Rhome used to talk for hours about the “barbarity” of procedures at McAlester that attended an execution: the shaving of a man’s head so his hair wouldn’t burn; the shaving of his ankles; the four guards, one for each arm and leg, that were assigned to strap an inmate in the electric chair; the heavy copper headgear; the sponge, soaked in brine water, that was placed between the shaved head and the copper plate; the ear-splitting roar of the hideous dynamo and its cackling like a witch; the bubbles that escaped from a dead mouth; the vacant eyes — he loathed it all.

He also believed that Carl Austin DeWolf was innocent. DeWolf died about 10 minutes after midnight, November 17, 1953, after 15 stays of execution, two appeals to the Oklahoma Supreme Court, and one to the United States Supreme Court. He had been on death row more than four years.

No other execution has been as controversial, nor has divided the state more.

DeWolf was found guilty of the murder of a Tulsa policeman, Jerry St. Clair, in 1946, mainly because of a gun found on DeWolf that the FBI ballistics report identified as the murder weapon. DeWolf maintained that he had been given the gun by Victor Everhart, a Tulsa hood who was later killed after escaping the Tulsa County jail in 1947. Another DeWolf argument was the trial’s conflicting testimony on his description. Taken together these factors kept the courts busy and DeWolf calmly confident of vindication, right up until the night of his execution. He even expected a last-minute stay, but after being told that he had been turned down for the final time, DeWolf accepted it in the pacific style that had become his most attractive virtue.

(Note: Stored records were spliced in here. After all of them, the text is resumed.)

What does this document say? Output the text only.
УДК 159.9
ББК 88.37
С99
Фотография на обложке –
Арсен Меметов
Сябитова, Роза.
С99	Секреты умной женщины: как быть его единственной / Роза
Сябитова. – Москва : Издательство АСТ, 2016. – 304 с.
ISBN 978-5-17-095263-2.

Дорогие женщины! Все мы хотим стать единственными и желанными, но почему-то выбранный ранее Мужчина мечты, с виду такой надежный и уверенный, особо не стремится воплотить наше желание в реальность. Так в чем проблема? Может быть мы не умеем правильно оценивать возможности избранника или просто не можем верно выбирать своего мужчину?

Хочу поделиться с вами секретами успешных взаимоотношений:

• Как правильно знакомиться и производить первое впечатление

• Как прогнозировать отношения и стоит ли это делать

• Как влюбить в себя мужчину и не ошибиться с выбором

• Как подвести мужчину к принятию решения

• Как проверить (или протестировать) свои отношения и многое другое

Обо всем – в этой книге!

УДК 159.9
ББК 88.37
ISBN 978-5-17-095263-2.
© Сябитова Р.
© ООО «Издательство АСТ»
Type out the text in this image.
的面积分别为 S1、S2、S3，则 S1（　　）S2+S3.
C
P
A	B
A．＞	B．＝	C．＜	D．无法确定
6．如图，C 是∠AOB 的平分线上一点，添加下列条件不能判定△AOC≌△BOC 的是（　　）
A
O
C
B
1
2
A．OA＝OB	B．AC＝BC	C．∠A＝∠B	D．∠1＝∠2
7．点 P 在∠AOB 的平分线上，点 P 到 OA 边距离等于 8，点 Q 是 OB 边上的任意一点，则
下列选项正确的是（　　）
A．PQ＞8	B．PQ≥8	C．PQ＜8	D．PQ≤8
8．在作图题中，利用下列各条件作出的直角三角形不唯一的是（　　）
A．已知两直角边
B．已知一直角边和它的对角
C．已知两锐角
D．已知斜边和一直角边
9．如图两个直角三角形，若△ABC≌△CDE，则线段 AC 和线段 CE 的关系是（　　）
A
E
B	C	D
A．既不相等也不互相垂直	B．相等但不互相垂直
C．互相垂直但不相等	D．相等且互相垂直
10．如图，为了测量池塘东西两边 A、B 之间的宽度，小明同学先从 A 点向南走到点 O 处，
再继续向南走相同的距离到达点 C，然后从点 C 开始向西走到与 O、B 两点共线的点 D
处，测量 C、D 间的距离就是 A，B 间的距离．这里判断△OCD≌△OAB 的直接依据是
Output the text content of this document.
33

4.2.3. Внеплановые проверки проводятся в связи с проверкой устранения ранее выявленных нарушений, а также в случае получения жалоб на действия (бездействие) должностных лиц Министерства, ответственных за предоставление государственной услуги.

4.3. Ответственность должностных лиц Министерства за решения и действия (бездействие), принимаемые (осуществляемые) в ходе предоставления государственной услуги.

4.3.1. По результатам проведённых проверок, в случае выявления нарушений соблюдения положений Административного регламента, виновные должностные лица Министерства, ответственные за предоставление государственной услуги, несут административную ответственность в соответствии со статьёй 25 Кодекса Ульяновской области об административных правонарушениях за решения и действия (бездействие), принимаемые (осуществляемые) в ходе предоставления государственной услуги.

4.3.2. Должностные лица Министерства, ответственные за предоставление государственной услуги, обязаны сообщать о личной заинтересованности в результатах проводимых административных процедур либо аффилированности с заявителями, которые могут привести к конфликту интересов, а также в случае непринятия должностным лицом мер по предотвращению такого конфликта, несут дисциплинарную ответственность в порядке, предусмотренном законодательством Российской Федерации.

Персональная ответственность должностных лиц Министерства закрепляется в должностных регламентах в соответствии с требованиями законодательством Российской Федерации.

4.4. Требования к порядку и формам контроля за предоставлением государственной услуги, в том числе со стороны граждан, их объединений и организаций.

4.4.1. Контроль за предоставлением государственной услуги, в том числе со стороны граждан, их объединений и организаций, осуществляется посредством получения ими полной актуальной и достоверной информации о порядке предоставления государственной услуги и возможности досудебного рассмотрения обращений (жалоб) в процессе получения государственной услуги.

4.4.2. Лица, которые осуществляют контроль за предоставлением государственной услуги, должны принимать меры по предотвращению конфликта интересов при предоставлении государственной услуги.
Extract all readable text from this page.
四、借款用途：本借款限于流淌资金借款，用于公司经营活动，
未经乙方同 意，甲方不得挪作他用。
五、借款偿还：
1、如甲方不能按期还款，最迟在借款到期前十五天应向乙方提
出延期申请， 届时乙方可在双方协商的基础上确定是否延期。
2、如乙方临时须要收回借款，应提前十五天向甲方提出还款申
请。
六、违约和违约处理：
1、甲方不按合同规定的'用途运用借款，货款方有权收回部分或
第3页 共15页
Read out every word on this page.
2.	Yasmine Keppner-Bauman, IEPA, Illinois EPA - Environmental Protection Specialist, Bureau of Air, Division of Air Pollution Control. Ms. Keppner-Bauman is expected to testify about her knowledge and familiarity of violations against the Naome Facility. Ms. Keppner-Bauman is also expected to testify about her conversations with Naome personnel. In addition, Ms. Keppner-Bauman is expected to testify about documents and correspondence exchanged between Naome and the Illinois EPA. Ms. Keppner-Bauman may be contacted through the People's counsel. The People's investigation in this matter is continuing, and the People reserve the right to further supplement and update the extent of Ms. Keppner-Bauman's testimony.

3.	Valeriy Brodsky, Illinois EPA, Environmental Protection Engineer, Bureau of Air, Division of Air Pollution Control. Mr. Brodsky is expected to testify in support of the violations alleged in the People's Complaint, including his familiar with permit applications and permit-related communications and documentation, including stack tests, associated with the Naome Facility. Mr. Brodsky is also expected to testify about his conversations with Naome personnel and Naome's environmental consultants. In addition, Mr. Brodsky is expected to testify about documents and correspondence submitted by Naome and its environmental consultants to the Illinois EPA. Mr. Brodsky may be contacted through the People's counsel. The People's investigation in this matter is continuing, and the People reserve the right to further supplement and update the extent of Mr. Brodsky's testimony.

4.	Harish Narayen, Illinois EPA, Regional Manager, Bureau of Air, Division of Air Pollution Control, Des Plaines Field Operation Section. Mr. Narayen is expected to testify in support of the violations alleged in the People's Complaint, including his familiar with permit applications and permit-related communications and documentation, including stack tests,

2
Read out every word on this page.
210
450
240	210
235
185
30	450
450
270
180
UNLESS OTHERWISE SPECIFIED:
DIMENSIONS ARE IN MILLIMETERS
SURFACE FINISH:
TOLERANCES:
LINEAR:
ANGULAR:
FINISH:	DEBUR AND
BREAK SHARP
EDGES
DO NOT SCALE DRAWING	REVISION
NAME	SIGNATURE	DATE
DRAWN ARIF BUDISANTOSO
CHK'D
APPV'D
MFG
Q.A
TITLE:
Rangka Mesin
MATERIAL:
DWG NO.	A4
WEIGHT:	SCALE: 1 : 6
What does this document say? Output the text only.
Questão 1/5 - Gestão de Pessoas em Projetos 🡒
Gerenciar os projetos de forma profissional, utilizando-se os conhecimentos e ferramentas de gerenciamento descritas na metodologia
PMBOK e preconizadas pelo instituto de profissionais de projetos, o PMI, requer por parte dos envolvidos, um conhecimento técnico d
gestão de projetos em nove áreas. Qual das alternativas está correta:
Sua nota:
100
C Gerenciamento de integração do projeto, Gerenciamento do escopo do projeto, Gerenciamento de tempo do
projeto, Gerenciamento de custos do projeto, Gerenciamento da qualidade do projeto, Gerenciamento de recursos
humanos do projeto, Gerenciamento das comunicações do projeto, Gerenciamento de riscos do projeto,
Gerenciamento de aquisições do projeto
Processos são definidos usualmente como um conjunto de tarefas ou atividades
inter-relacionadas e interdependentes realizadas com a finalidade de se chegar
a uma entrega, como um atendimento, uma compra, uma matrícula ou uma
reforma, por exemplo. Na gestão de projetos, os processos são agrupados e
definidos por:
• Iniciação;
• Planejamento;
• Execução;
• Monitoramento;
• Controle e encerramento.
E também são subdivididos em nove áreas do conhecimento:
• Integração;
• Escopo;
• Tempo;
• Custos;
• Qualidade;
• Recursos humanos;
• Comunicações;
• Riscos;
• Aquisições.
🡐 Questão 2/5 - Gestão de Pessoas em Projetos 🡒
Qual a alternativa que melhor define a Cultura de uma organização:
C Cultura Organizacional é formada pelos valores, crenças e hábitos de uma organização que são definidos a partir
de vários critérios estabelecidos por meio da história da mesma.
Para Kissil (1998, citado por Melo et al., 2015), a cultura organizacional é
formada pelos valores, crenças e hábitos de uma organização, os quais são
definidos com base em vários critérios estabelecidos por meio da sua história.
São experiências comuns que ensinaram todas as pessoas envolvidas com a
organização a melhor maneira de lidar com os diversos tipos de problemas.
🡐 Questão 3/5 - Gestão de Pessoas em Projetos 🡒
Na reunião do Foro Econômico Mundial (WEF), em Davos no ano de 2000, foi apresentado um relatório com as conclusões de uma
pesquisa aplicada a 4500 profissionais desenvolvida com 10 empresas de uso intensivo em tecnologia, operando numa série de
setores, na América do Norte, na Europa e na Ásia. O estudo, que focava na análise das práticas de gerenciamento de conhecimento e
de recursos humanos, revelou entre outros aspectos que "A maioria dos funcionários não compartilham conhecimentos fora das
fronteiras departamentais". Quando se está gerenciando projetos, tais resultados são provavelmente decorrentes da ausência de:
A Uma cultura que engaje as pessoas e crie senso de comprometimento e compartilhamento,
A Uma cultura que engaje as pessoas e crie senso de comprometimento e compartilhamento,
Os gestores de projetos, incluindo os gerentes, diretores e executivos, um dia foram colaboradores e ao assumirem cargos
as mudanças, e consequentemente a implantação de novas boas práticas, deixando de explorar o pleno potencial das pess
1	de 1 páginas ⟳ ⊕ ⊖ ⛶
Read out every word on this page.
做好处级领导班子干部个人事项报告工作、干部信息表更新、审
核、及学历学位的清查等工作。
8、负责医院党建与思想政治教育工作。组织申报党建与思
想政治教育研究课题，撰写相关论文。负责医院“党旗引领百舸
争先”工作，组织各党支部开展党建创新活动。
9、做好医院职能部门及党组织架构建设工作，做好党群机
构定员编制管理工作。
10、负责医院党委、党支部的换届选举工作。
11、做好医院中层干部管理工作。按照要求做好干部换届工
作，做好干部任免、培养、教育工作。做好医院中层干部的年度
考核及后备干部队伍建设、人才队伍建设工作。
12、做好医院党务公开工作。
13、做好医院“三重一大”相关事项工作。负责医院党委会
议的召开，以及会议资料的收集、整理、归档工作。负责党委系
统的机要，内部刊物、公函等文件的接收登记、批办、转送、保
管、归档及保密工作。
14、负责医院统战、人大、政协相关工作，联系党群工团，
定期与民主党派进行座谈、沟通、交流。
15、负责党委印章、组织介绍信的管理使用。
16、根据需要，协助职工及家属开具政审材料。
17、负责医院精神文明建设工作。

He walked to his execution, devoid of apparent anxiety, and before he sat down in the death cage, he addressed the spectators:

I want you people to know that I’m innocent, that I never saw Jerry St. Clair in my life. I couldn’t kill anyone that I didn’t see. Why I’m here I can’t understand.

I’m going to die now. Some people will suffer over it; my people will, but for me it will be over within a few minutes.

There stands a man who helped put me here. Are you happy?

He was talking to Roy Hanna, the police reporter for the Tulsa Tribune, whose articles on the case had struck DeWolf, as well as others, as decidedly biased. Hanna was a typical crime reporter, indifferent of dress, envious of anyone whose salary was larger than his, and menaced by unwarranted self-importance.

DeWolf then recognized friends: Howard Cowan, at the time editor of a McAlester newspaper, now a Tulsa executive for Public Service Company; Kirksey Nix, a state senator and DeWolf supporter, later a member of the Court of Criminal Appeals and a close friend of Rhome West’s, who probably influenced Rhome to forever believe that DeWolf had been framed; and DeWolf said of Nix: “There is one of the best men in the state.”

DeWolf’s closing words were, “There isn’t much more to say. I never had a chance to prove my innocence in court. I believe I have been a Christian since 1946. The people who were against me must of had some kind of an axe to grind.”

DeWolf denounced Elmer Davis of Tulsa, who had prosecuted him, predicting that “you will never rise higher in politics than the judgeship you now hold.” And he was right.

DeWolf was finished at 12:08 a.m., having turned from his audience to casually place his claim, as though he were saying this seat is taken. When the current was shut off, DeWolf’s body was slumped forward, restrained by the thick straps.